[swift-evolution] Default Generic Arguments

Alexis abeingessner at apple.com
Mon Jan 23 15:09:04 CST 2017


> On Jan 23, 2017, at 3:18 PM, Srđan Rašić via swift-evolution <swift-evolution at swift.org> wrote:
> 
> 
> I think such cases would be extremely rare and one would have to be very ignorant about the types he/she works with. Additionally, that syntax is useful only for types with one generic argument. Say we have `Promise<T, E = Error>` and declare property as `let p: Promise<Int>`. How would you convey the information that there is a second argument that could be changed? Keeping the comma would be very ugly :)

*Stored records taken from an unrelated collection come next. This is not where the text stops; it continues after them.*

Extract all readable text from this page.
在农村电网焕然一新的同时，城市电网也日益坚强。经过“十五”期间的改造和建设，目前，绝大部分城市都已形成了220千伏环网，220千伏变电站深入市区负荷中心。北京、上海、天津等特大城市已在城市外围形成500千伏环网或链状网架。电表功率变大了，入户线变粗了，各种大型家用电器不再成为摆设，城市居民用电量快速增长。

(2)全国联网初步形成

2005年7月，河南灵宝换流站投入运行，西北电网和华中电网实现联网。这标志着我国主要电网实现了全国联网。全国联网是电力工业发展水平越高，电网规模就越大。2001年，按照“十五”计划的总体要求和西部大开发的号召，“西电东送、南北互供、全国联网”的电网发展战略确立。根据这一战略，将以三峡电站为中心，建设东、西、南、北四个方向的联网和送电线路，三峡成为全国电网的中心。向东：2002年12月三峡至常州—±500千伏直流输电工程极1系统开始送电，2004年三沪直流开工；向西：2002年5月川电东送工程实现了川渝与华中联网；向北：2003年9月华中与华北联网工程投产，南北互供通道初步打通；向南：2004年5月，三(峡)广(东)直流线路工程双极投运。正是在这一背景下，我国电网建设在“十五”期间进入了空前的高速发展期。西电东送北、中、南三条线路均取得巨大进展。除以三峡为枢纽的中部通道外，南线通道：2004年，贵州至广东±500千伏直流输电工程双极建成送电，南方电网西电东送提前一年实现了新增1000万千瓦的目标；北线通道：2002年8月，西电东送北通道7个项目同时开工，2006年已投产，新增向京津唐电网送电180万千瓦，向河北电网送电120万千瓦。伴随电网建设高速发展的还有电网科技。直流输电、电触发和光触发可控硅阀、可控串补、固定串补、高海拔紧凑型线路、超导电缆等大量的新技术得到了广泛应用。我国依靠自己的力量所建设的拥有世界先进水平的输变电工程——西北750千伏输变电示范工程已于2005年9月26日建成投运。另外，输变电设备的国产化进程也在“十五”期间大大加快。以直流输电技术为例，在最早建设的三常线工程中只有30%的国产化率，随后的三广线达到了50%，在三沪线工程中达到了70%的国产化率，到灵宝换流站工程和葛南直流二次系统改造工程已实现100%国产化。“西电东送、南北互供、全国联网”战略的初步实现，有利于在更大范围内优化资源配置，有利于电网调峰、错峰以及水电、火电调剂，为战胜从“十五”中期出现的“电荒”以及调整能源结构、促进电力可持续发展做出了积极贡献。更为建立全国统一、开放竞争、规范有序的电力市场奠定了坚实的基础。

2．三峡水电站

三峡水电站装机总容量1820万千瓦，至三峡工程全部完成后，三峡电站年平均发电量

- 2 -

To elaborate on this, default arguments are also a powerful tool for introducing new generic parameters in a way that’s source compatible. (potentially ABI compatible? Haven’t thought out implications of that). For instance, if you have a collection type, and decide to expose the allocator as a type parameter, defaults give you a backwards compatible way to do that. Making developers annotate “I’m using defaults” throws that away. If you make this “only” a warning then you’re just making busywork for the 99% of developers who always wanted the default behaviour, and couldn’t care less that it’s now configurable.

This would also go against the massive precedent set by default function arguments, which never need to be acknowledged.